Not sure if the same as https://github.com/greearb/ath10k-ct/issues/139

graysky2 commented 4 years ago

I think @greearb needs you to do the bisect. It's not that difficult but can be time consuming particularly if the bug is not triggered instantly. Fortunately, for me in #139 , it is really straightforward to see the bug. Before you dig into bisecting, have you tried the ath10k driver and firmware? For me, there is no bug running it.

On your OW device:

opkg update
opkg remove kmod-ath10k-ct ath10k-ct-firmware
opkg install kmod-ath10k ath10k-firmware
reboot
timkgh commented 4 years ago

I'm all too familiar with the "old" driver/firmware, that's what I normally run (hnyman's builds) as that works best for me with my variety of clients.
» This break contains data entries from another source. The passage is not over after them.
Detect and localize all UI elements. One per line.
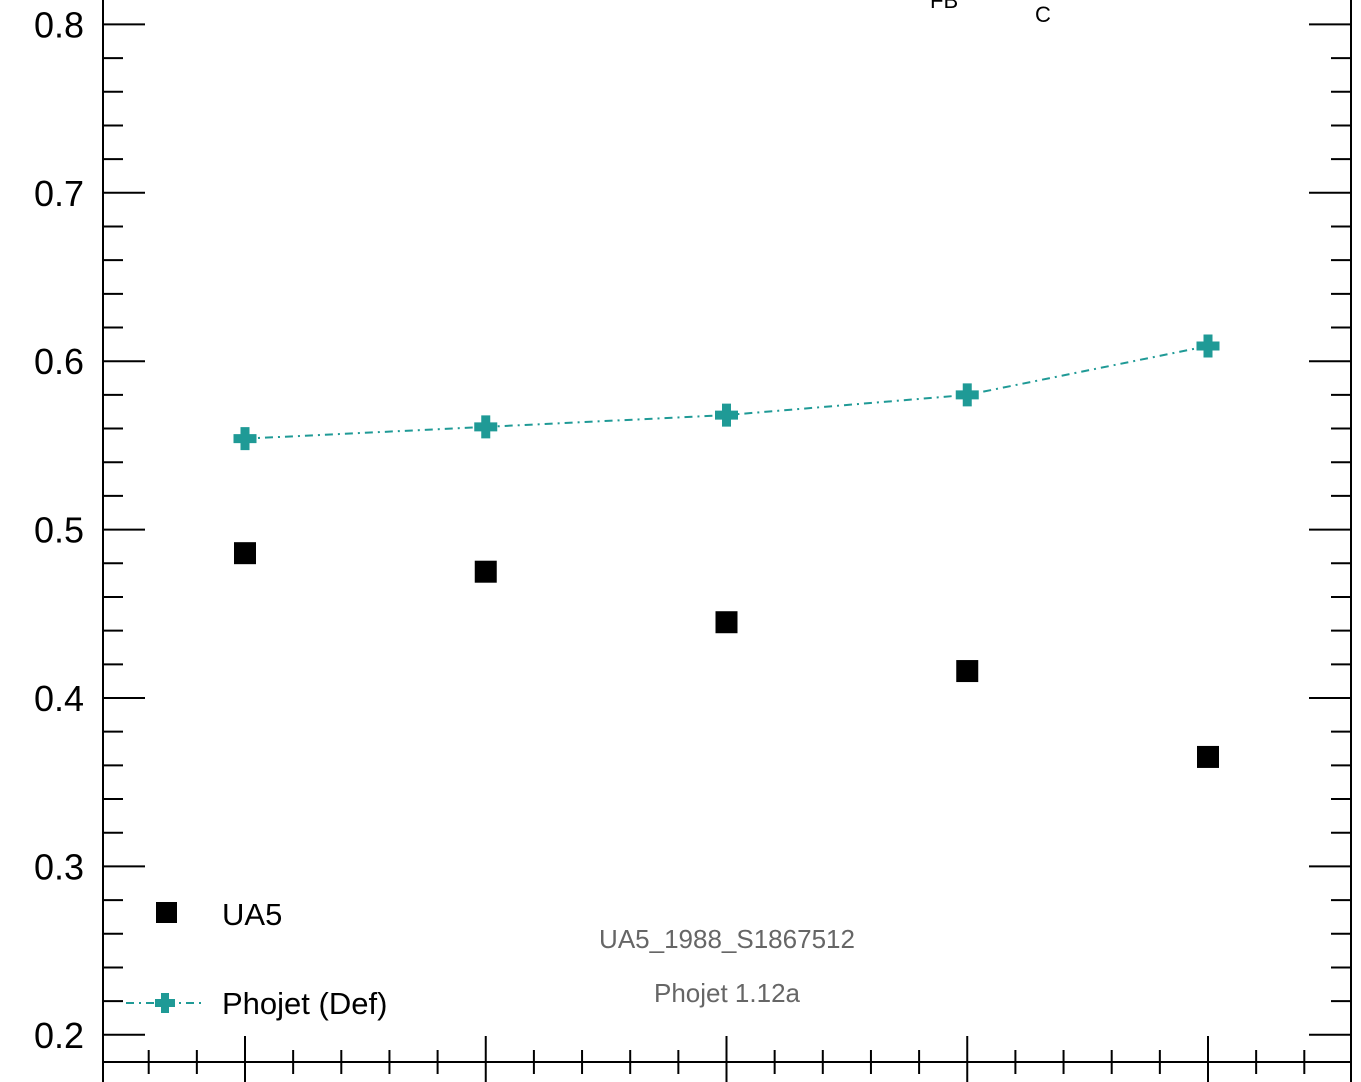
legend-marker-ua5 <box>156 902 177 923</box>
data-point-square <box>474 560 497 583</box>
y-tick-label: 0.8 <box>34 4 84 45</box>
x-axis <box>147 1036 1306 1082</box>
chart-title: FB C <box>930 0 1051 27</box>
data-point-square <box>956 660 979 683</box>
data-point-cross <box>1196 334 1220 358</box>
plot-frame <box>102 0 1352 1082</box>
y-tick-label: 0.2 <box>34 1015 84 1056</box>
legend-marker-phojet <box>155 993 175 1013</box>
data-point-square <box>1197 745 1219 768</box>
legend-label-ua5: UA5 <box>222 897 282 932</box>
data-point-cross <box>715 403 738 427</box>
y-tick-label: 0.4 <box>34 678 84 719</box>
data-point-cross <box>474 415 498 439</box>
data-point-cross <box>233 427 257 451</box>
y-tick-label: 0.3 <box>34 846 84 887</box>
y-tick-label: 0.6 <box>34 341 84 382</box>
y-axis: 0.2 0.3 0.4 0.5 0.6 0.7 0.8 <box>34 4 1351 1056</box>
y-tick-label: 0.7 <box>34 173 84 214</box>
legend: UA5 Phojet (Def) <box>126 897 387 1021</box>
data-point-cross <box>955 383 979 407</box>
series-layer <box>233 334 1220 768</box>
annotation-generator: Phojet 1.12a <box>654 978 801 1008</box>
series-phojet-def- <box>233 334 1220 451</box>
title-subscript-fb: FB <box>930 0 958 13</box>
legend-label-phojet: Phojet (Def) <box>222 986 387 1021</box>
annotation-analysis-id: UA5_1988_S1867512 <box>599 924 855 954</box>
title-subscript-c: C <box>1035 2 1051 27</box>
legend-item-phojet: Phojet (Def) <box>126 986 387 1021</box>
y-tick-label: 0.5 <box>34 510 84 551</box>
series-ua5 <box>234 542 1219 768</box>
legend-item-ua5: UA5 <box>156 897 282 932</box>
data-point-square <box>234 542 256 565</box>
data-point-square <box>715 611 738 634</box>
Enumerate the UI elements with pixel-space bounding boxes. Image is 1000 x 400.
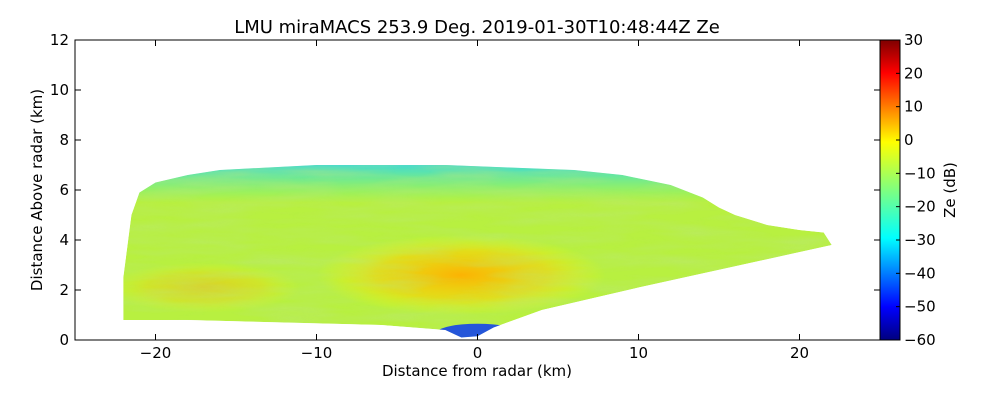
colorbar	[879, 39, 901, 341]
x-axis-ticks: −20 −10 0 10 20	[140, 40, 809, 362]
x-tick-label: 20	[790, 344, 809, 362]
colorbar-tick-label: −60	[904, 331, 936, 349]
x-tick-label: 10	[629, 344, 648, 362]
colorbar-tick-label: 10	[904, 98, 923, 116]
y-tick-label: 10	[50, 81, 69, 99]
y-axis-ticks: 0 2 4 6 8 10 12	[50, 31, 880, 349]
y-tick-label: 2	[59, 281, 69, 299]
y-tick-label: 12	[50, 31, 69, 49]
colorbar-tick-label: 0	[904, 131, 914, 149]
x-tick-label: −10	[301, 344, 333, 362]
colorbar-ticks: 30 20 10 0 −10 −20 −30 −40 −50 −60	[896, 31, 936, 349]
colorbar-tick-label: −10	[904, 164, 936, 182]
colorbar-tick-label: 20	[904, 64, 923, 82]
y-tick-label: 6	[59, 181, 69, 199]
x-tick-label: −20	[140, 344, 172, 362]
colorbar-tick-label: 30	[904, 31, 923, 49]
x-tick-label: 0	[473, 344, 483, 362]
colorbar-tick-label: −20	[904, 198, 936, 216]
colorbar-tick-label: −50	[904, 298, 936, 316]
colorbar-label: Ze (dB)	[941, 162, 959, 218]
colorbar-tick-label: −40	[904, 264, 936, 282]
y-tick-label: 0	[59, 331, 69, 349]
chart-title: LMU miraMACS 253.9 Deg. 2019-01-30T10:48…	[234, 17, 720, 38]
y-tick-label: 4	[59, 231, 69, 249]
y-axis-label: Distance Above radar (km)	[28, 89, 46, 291]
colorbar-tick-label: −30	[904, 231, 936, 249]
y-tick-label: 8	[59, 131, 69, 149]
x-axis-label: Distance from radar (km)	[382, 362, 572, 380]
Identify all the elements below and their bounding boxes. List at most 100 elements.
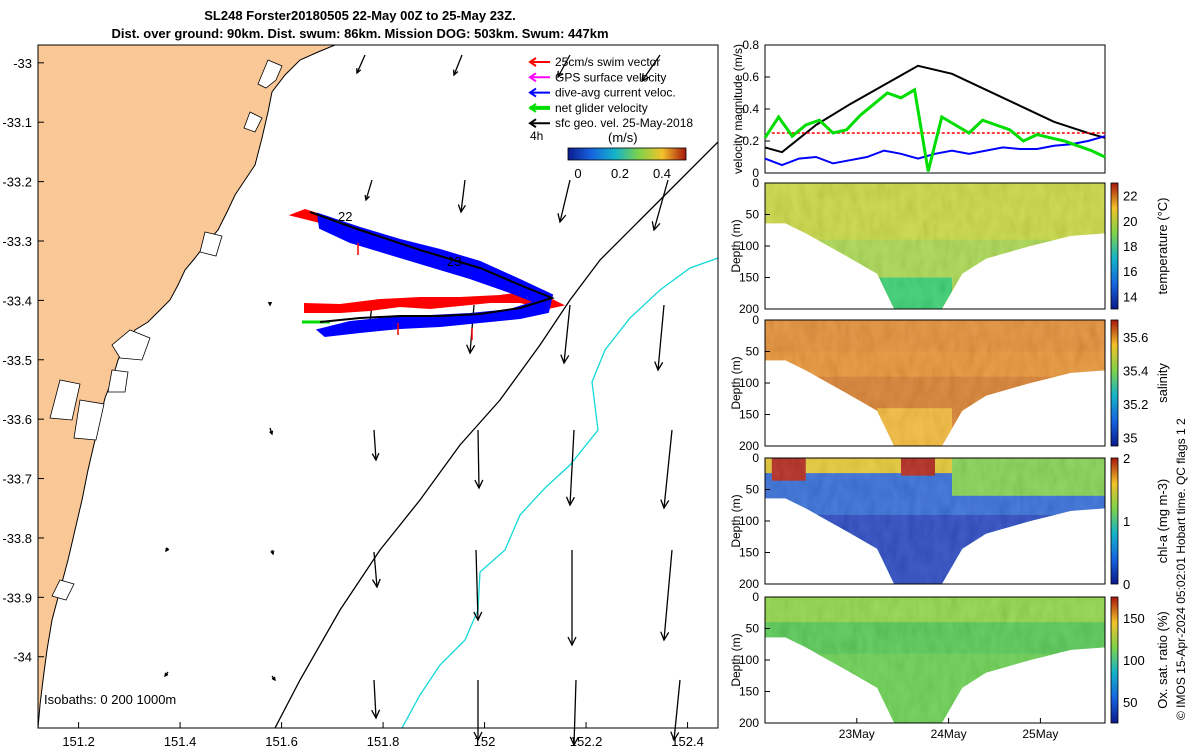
geo-velocity-arrow (473, 549, 483, 622)
section-ytick-label: 150 (739, 408, 759, 422)
day-label-23: 23 (447, 254, 461, 269)
section-colorbar-label: chl-a (mg m-3) (1155, 479, 1170, 564)
map-colorbar-tick: 0.4 (653, 166, 671, 181)
legend-item: 25cm/s swim vector (528, 55, 660, 69)
geo-velocity-arrow (567, 550, 577, 647)
section-ytick-label: 0 (752, 590, 759, 604)
legend-item: GPS surface velocity (528, 70, 666, 84)
lake (257, 59, 283, 89)
map-xtick-label: 152.2 (570, 734, 603, 749)
map-xtick-label: 151.2 (62, 734, 95, 749)
glider-track (288, 208, 565, 340)
velocity-ytick-label: 0.6 (742, 70, 759, 84)
lake (111, 329, 151, 361)
section-ytick-label: 200 (739, 577, 759, 591)
section-ytick-label: 150 (739, 546, 759, 560)
map-xtick-label: 151.8 (367, 734, 400, 749)
map-ytick-label: -33.3 (2, 234, 32, 249)
isobaths-label: Isobaths: 0 200 1000m (44, 692, 176, 707)
legend-item: net glider velocity (528, 101, 648, 115)
map-ytick-label: -33.6 (2, 412, 32, 427)
section-colorbar-label: temperature (°C) (1155, 198, 1170, 295)
velocity-series-line (764, 135, 1106, 167)
chart-title-line1: SL248 Forster20180505 22-May 00Z to 25-M… (204, 8, 516, 23)
current-velocity-band (315, 212, 554, 338)
section-ytick-label: 0 (752, 313, 759, 327)
geo-velocity-arrow (271, 675, 276, 682)
section-colorbar-tick: 35.4 (1123, 363, 1148, 378)
geo-velocity-arrow (474, 429, 484, 490)
geo-velocity-arrow (569, 679, 579, 747)
legend-extra: 4h (530, 129, 543, 143)
legend-label: net glider velocity (555, 101, 648, 115)
geo-velocity-arrow (557, 54, 571, 79)
map-ytick-label: -33.7 (2, 472, 32, 487)
map-ytick-label: -34 (13, 650, 32, 665)
section-ytick-label: 100 (739, 653, 759, 667)
velocity-ytick-label: 0.8 (742, 38, 759, 52)
geo-velocity-arrow (364, 179, 373, 202)
section-colorbar-tick: 1 (1123, 514, 1130, 529)
section-colorbar-tick: 35.2 (1123, 397, 1148, 412)
glider-path (309, 211, 555, 323)
section-colorbar-tick: 16 (1123, 264, 1137, 279)
geo-velocity-arrow (557, 179, 571, 224)
section-colorbar-label: Ox. sat. ratio (%) (1155, 611, 1170, 709)
velocity-series-line (763, 87, 1106, 172)
lake (49, 379, 81, 421)
section-xtick-label: 23May (839, 727, 875, 741)
colorbar-label: (m/s) (608, 130, 638, 145)
legend-item: dive-avg current veloc. (528, 86, 676, 100)
legend-label: sfc geo. vel. 25-May-2018 (555, 116, 693, 130)
map-colorbar-tick: 0.2 (611, 166, 629, 181)
section-panel: 0 50 100 150 200 Depth (m) 0 1 2 chl-a (mg m-3) (729, 451, 1170, 592)
section-ytick-label: 0 (752, 176, 759, 190)
section-ytick-label: 200 (739, 716, 759, 730)
geo-velocity-arrow (670, 679, 681, 742)
legend-item: sfc geo. vel. 25-May-2018 (528, 116, 693, 130)
section-ytick-label: 150 (739, 685, 759, 699)
map-axes: 151.2 151.4 151.6 151.8 152 152.2 152.4 -33 -33.… (2, 56, 703, 749)
section-colorbar-tick: 0 (1123, 577, 1130, 592)
map-colorbar-ticks: 0 0.2 0.4 (574, 166, 671, 181)
geo-velocity-arrow (560, 304, 571, 365)
section-ytick-label: 50 (746, 208, 760, 222)
section-colorbar-tick: 100 (1123, 653, 1145, 668)
lake (107, 369, 129, 393)
geo-velocity-arrow (452, 54, 463, 77)
section-colorbar-tick: 50 (1123, 695, 1137, 710)
lake (73, 399, 105, 441)
geo-velocity-arrow (651, 179, 669, 232)
geo-velocity-arrow (270, 549, 275, 556)
map-ytick-label: -33.1 (2, 115, 32, 130)
map-xtick-label: 151.6 (265, 734, 298, 749)
section-colorbar (1110, 182, 1119, 310)
geo-velocity-arrow (356, 54, 366, 75)
velocity-ytick-label: 0 (752, 166, 759, 180)
copyright-text: © IMOS 15-Apr-2024 05:02:01 Hobart time.… (1174, 418, 1188, 720)
geo-velocity-arrow (654, 304, 665, 372)
section-colorbar-tick: 22 (1123, 189, 1137, 204)
isobath-200m (274, 141, 718, 728)
section-colorbar-tick: 14 (1123, 289, 1137, 304)
velocity-ytick-label: 0.2 (742, 134, 759, 148)
section-colorbar-tick: 20 (1123, 214, 1137, 229)
geo-velocity-arrow (466, 304, 476, 355)
section-panel: 0 50 100 150 200 Depth (m) 35 35.2 35.4 35.6 salin… (729, 313, 1170, 453)
map-ytick-label: -33.2 (2, 175, 32, 190)
chart-title-line2: Dist. over ground: 90km. Dist. swum: 86k… (111, 26, 609, 41)
section-colorbar-tick: 35 (1123, 431, 1137, 446)
velocity-series-line (764, 64, 1106, 154)
section-colorbar-tick: 35.6 (1123, 330, 1148, 345)
lake (243, 111, 263, 133)
section-colorbar (1110, 596, 1119, 724)
section-colorbar-tick: 2 (1123, 451, 1130, 466)
geo-velocity-arrow (371, 679, 381, 720)
map-colorbar (567, 147, 687, 161)
geostrophic-arrows (164, 54, 681, 747)
geo-velocity-arrow (267, 301, 273, 307)
section-ylabel: Depth (m) (729, 494, 743, 547)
It also works to simply replace just the firmware file with the "old" one and still use the "ct" driver, for me the problems are clearly in the firmware.

Once in a while I try "ct" to check if the issues still persist. Over time some got fixed (e.g. issues with my Nest E thermostat) while new ones popped up.